St. George and the Dragon
Book of Hours
France, ca. 1425
Illumination on vellum, 16th-century leather binding over wooden boards
Boston Public Library, Josiah H. Benton Fund, Ms.q.Med.81 (f. 132v)
[The page shown here is one of six from this Book of Hours on display.]
no. 8d
In the Christian context, slaying dragons is associated with St. George, as shown in this miniature which precedes a prayer to the saint. A terrible dragon, seen here in the lower right, ravaged the country around a city called Selena. Because its fiery breath poisoned the city whenever it approached, the people gave the dragon two sheep each day to satisfy its hunger. When sheep no longer served, human victims were required. They were chosen by lots and finally the lot fell to the king’s daughter. Dressed as a bride, the princess (upper right) awaits her doom but St. George (left), who was riding by, saves her by attacking the dragon.

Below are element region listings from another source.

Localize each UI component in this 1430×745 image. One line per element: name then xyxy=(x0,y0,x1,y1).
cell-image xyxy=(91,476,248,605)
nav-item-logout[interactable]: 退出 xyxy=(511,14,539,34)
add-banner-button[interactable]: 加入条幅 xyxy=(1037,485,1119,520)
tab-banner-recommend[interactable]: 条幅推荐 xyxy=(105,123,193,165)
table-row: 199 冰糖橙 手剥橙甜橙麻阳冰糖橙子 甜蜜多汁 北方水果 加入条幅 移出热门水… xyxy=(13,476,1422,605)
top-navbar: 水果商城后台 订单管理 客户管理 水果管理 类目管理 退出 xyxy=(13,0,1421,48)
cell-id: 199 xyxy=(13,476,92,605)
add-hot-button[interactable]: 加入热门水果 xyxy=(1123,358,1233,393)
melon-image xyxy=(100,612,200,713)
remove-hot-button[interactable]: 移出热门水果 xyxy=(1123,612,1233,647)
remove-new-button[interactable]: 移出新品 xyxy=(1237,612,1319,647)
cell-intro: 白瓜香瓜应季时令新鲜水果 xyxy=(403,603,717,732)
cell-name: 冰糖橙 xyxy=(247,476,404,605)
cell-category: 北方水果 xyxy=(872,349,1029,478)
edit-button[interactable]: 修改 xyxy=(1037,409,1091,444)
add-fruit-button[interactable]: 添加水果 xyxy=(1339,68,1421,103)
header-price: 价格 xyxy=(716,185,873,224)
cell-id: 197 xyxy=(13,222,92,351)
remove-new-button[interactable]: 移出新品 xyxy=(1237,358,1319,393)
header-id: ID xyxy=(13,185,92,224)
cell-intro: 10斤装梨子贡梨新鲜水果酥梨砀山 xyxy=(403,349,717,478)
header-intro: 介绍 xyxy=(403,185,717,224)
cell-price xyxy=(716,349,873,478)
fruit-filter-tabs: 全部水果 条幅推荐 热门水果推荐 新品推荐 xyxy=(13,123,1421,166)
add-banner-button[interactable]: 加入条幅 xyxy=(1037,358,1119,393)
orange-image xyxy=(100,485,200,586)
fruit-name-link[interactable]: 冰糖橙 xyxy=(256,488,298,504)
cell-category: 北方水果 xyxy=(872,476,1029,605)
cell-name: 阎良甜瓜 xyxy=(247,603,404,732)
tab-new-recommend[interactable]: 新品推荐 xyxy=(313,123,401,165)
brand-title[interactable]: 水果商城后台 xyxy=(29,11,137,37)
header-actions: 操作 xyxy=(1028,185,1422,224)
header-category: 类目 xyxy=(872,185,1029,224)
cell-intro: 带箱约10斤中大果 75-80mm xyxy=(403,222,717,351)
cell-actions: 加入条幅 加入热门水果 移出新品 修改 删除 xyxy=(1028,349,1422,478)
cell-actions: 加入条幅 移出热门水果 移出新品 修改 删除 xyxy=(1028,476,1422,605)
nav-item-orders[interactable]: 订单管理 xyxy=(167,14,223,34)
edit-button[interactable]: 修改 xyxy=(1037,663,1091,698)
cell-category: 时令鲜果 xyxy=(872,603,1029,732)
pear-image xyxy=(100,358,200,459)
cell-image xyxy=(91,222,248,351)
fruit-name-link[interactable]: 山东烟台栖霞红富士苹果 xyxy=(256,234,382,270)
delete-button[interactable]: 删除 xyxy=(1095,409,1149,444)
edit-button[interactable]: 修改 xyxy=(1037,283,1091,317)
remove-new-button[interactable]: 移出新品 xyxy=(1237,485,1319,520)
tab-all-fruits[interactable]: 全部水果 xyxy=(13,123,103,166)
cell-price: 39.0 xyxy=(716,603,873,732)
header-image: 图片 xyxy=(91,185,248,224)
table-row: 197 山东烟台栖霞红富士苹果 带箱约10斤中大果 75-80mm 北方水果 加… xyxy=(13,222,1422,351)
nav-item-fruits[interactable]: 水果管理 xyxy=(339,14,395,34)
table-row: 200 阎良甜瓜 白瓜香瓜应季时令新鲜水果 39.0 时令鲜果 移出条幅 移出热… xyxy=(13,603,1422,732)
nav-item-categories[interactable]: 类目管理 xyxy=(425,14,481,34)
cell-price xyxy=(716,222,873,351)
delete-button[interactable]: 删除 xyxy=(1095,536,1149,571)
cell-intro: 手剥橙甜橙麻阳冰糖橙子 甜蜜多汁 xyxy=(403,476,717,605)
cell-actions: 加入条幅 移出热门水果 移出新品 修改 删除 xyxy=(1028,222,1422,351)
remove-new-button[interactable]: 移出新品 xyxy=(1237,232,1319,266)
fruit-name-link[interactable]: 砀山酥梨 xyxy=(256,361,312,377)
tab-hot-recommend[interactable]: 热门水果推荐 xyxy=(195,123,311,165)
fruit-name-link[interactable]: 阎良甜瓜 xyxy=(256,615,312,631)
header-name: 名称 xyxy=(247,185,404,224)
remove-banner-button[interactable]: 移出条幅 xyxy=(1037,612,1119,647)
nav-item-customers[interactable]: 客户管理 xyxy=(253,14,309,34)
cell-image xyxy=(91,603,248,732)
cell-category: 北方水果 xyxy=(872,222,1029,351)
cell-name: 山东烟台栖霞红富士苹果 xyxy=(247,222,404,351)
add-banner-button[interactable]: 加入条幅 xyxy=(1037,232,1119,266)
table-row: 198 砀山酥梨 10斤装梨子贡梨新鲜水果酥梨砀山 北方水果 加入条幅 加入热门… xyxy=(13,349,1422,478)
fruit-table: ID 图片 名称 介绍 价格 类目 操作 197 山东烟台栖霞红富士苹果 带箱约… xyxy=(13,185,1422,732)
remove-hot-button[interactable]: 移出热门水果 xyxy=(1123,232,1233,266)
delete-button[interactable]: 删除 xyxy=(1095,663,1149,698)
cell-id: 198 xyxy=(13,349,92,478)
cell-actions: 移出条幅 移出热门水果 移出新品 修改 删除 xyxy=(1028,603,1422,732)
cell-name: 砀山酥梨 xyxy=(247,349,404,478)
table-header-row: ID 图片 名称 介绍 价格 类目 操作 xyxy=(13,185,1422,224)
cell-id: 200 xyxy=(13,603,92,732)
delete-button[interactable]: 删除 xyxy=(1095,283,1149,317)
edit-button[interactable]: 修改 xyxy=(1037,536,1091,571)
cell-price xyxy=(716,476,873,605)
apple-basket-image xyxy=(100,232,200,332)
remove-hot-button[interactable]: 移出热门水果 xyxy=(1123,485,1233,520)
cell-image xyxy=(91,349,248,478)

A version of the story, reported in Jacobus de Voragine’s thirteenth-century Golden Legend, offers a Christian moralization of the tale, in which the dragon is taken as a symbol for the devil or sin: as St. George explains, people have only to believe in Jesus, receive baptism, and they will be delivered from the dragon’s ravages. The episode ends triumphantly as the Christian message successfully brings about massive conversions among the townspeople. The kernel of the story formed by hero, maiden, and dragon is particularly appropriate for a chivalric courtly culture, in which St. George becomes synonymous with knighthood. Not surprisingly then, St. George appears here as a knight errant saving a damsel in distress.
In the miniature, the kneeling lady is dressed in a blue robe with an elegant golden belt; she has long blond hair down her back, in conformance with the contemporary medieval ideal of beauty. She observes from the background, her figure placed against a walled castle (rather than the lake of the legend). Represented as a knight wearing an elegant gold robe with stylish long sleeves over his armor and a helmet whose rising plume extends beyond the frame, St. George plunges his lance deep into the dragon’s throat. Two triangular configurations serve to focus the eye on the action linking knight and dragon, and, then farther back, on the waiting lady. In secular romance, she and her castle are the customary prize for the knight’s heroic feats. This lady’s expressive gestures, with one hand extended and the other held close to her heart, signal her call for help as well as her attentive observation of the combat.